Kick, Tag, and Probe
Kick Sampling along the Upper Urr, with Galloway Fisheries Trust, to investigate and determine Water Quality. This stretch of the Upper Urr is a site of community interest. In 2022, local residents founded the Upper Urr Environment Trust (UUET) to preserve, protect, and make publicly accessible this stretch of water and the adjoining peatland. Photos by Duncan Ireland.
Deep Peat Deep Time
Scottish Archaeology Fair, Castle Douglas, 2022, with Archaeology Scotland
Castle Douglas was once a peatbog. A pony cap, the Torrs Pony Cap, estimated dates back to 300–200BC, was excavated in 1812 when land was drained to develop the town. Peat preserves organic matter and holds a record of past time; the deeper the peat, the deeper in back in time it takes us. One metre of peat can take up to 1000 years to form. Going back so far in time is challenging for us to get our heads around. Using a 3m peat core taken from a glade in an afforested Galloway peatland, visitors to the Fair were invited to ‘flag’ dates of interest to them along the 3,000 year timeline of the peat core. We were able to tangibly navigate a journey back through time and into deep time and flag histories connected to Galloway, along with world history events. We reflected on how our histories have brought us to where we are; how the past connects us to the present; and how the past can inform and help us to take positive steps that will protect Galloway’s unique landscape for future generations.
As time passed at the Archaeology Fair, the sodden peat leached peat stained water out into the paper.
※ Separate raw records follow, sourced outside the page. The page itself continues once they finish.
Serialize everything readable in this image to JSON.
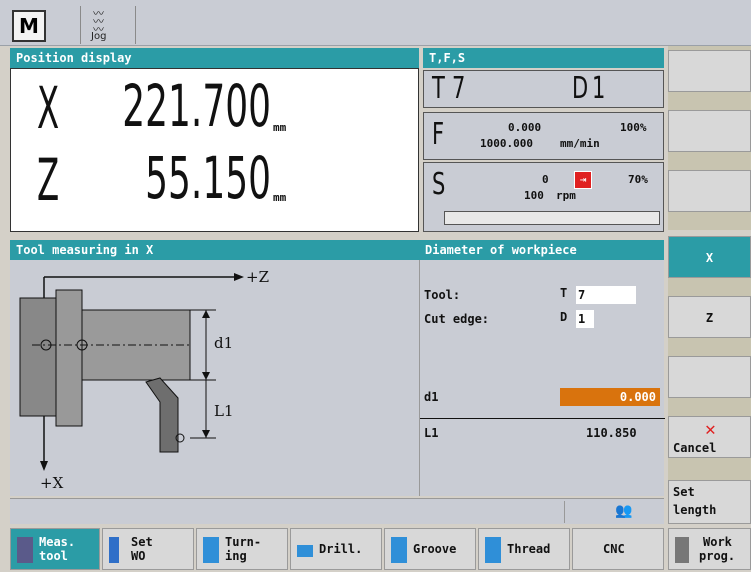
{
  "topbar": {
    "mode_m": "M",
    "mode_jog_label": "Jog",
    "mode_jog_wave": "~\n~\n~"
  },
  "position": {
    "header": "Position display",
    "x_axis": "X",
    "x_value": "221.700",
    "x_unit": "mm",
    "z_axis": "Z",
    "z_value": "55.150",
    "z_unit": "mm"
  },
  "tfs": {
    "header": "T,F,S",
    "t_label": "T",
    "t_value": "7",
    "d_label": "D",
    "d_value": "1",
    "f_label": "F",
    "f_value": "0.000",
    "f_override": "100%",
    "f_rate": "1000.000",
    "f_unit": "mm/min",
    "s_label": "S",
    "s_value": "0",
    "s_override": "70%",
    "s_set": "100",
    "s_unit": "rpm"
  },
  "tool_measure": {
    "header": "Tool measuring in X",
    "diagram": {
      "z_axis": "+Z",
      "x_axis": "+X",
      "d1": "d1",
      "l1": "L1"
    }
  },
  "diameter": {
    "header": "Diameter of workpiece",
    "tool_label": "Tool:",
    "tool_prefix": "T",
    "tool_value": "7",
    "edge_label": "Cut edge:",
    "edge_prefix": "D",
    "edge_value": "1",
    "d1_label": "d1",
    "d1_value": "0.000",
    "l1_label": "L1",
    "l1_value": "110.850"
  },
  "right_softkeys": {
    "x": "X",
    "z": "Z",
    "cancel": "Cancel",
    "set_length_1": "Set",
    "set_length_2": "length"
  },
  "bottom_softkeys": [
    {
      "line1": "Meas.",
      "line2": "tool"
    },
    {
      "line1": "Set",
      "line2": "WO"
    },
    {
      "line1": "Turn-",
      "line2": "ing"
    },
    {
      "line1": "Drill.",
      "line2": ""
    },
    {
      "line1": "Groove",
      "line2": ""
    },
    {
      "line1": "Thread",
      "line2": ""
    },
    {
      "line1": "CNC",
      "line2": ""
    },
    {
      "line1": "Work",
      "line2": "prog."
    }
  ],
  "colors": {
    "accent": "#2b9ca6",
    "highlight_input": "#d9730d",
    "cancel_red": "#e02020"
  }
}
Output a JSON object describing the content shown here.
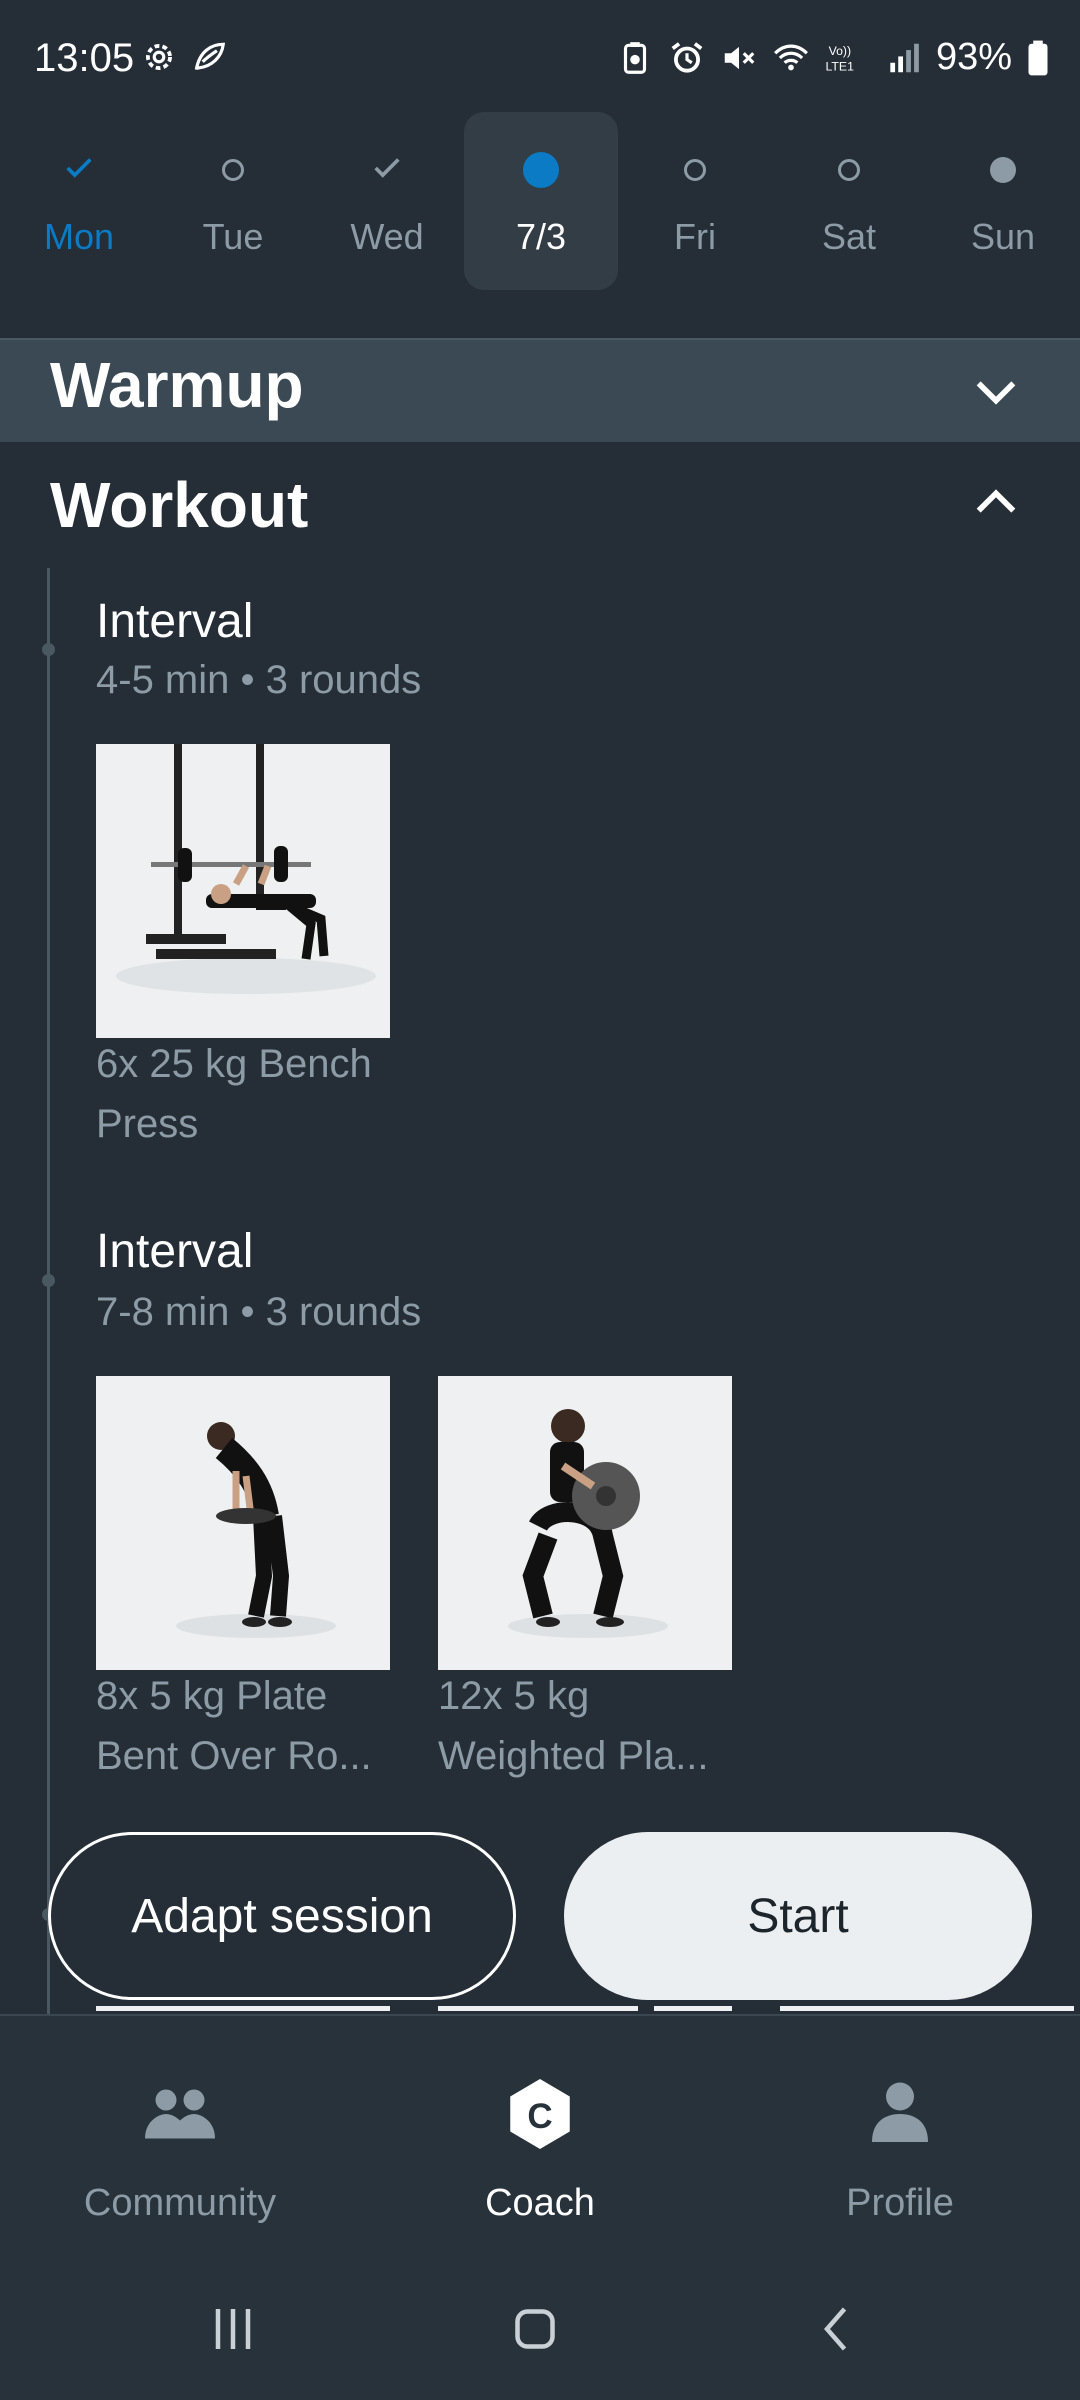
{
  "status_bar": {
    "time": "13:05",
    "battery": "93%",
    "left_icons": [
      "settings-gear-icon",
      "leaf-app-icon"
    ],
    "right_icons": [
      "battery-saver-icon",
      "alarm-icon",
      "mute-icon",
      "wifi-icon",
      "volte-icon",
      "signal-icon",
      "battery-icon"
    ],
    "volte_text": "Vo)) LTE1"
  },
  "days": [
    {
      "label": "Mon",
      "state": "done"
    },
    {
      "label": "Tue",
      "state": "todo"
    },
    {
      "label": "Wed",
      "state": "done-grey"
    },
    {
      "label": "7/3",
      "state": "selected"
    },
    {
      "label": "Fri",
      "state": "todo"
    },
    {
      "label": "Sat",
      "state": "todo"
    },
    {
      "label": "Sun",
      "state": "dot"
    }
  ],
  "sections": {
    "warmup": {
      "title": "Warmup",
      "expanded": false
    },
    "workout": {
      "title": "Workout",
      "expanded": true
    }
  },
  "intervals": [
    {
      "title": "Interval",
      "subtitle": "4-5 min • 3 rounds",
      "exercises": [
        {
          "line1": "6x 25 kg Bench",
          "line2": "Press"
        }
      ]
    },
    {
      "title": "Interval",
      "subtitle": "7-8 min • 3 rounds",
      "exercises": [
        {
          "line1": "8x 5 kg Plate",
          "line2": "Bent Over Ro..."
        },
        {
          "line1": "12x 5 kg",
          "line2": "Weighted Pla..."
        }
      ]
    }
  ],
  "actions": {
    "adapt_label": "Adapt session",
    "start_label": "Start"
  },
  "bottom_nav": [
    {
      "label": "Community",
      "icon": "community-icon",
      "active": false
    },
    {
      "label": "Coach",
      "icon": "coach-icon",
      "active": true
    },
    {
      "label": "Profile",
      "icon": "profile-icon",
      "active": false
    }
  ],
  "colors": {
    "background": "#252e36",
    "accent": "#0a7bc4",
    "muted_text": "#8c9ba5"
  }
}
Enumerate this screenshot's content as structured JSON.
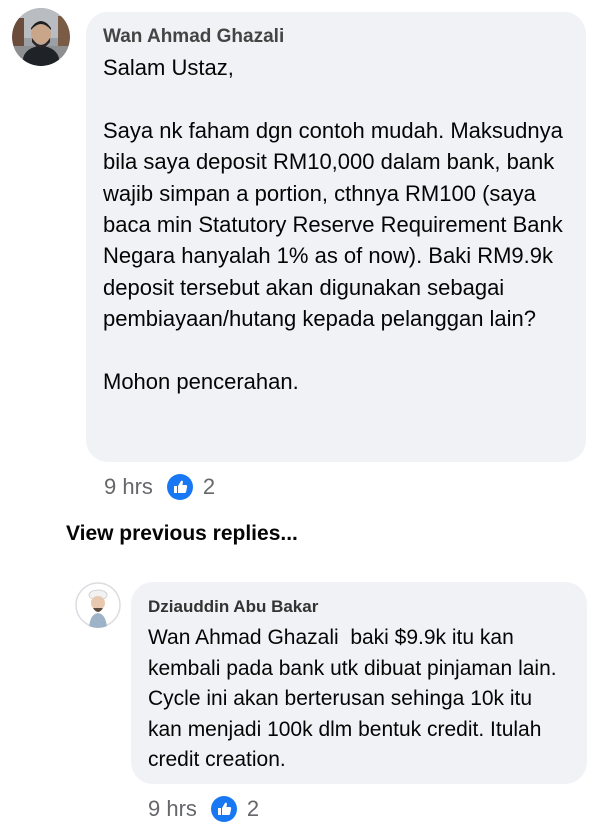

As a collaborative act in response to the flow of water, we traced the water’s marks.
Sheep Wool Bunding
Stewartry Agricultural Show 2022, with Galloway Glens
In peatland restoration, to rewet a peatland, blocking drainage ditches is fundamental practice. Two widely used methods to dam and stop water draining off bogs are coir logs and wooden dams. Coir logs bend and can be manipulated to fit within drainage ditches, creating undulating dams. They look softer in the landscape and as they bio-degrade they become vegetated with mosses and upland grasses. Over time, they amalgamate into the restoring peatland. Coir is an imported natural material made from the husks of coconut. Looking closer to home, an alternative to coir logs could be sheep wool bunds. The use of sheep wool for peatland restoration has been trialled on a handful of sites in the UK. It is not common practice and sheep wool bunds are not commercially available. This means you must make your own. Curious to trial sheep wool bunds on a CCC restoration site, we set about making them at the Stewartry Agricultural Show, inviting people to join in.
Sheep wool is an abundant local product, the use of which would support local economies. However, if sheep have been treated with pyrethroid insecticide the sheep wool could be a potential source of water pollution. Before SEPA will grant permissions for the use of sheep wool bunds, pre-trial leaching tests on treated fleeces are requested to demonstrate their use would not pose any threat to the environment. For now, sheep wool bunding plans are on hold while we investigate further. Photos by Duncan Ireland.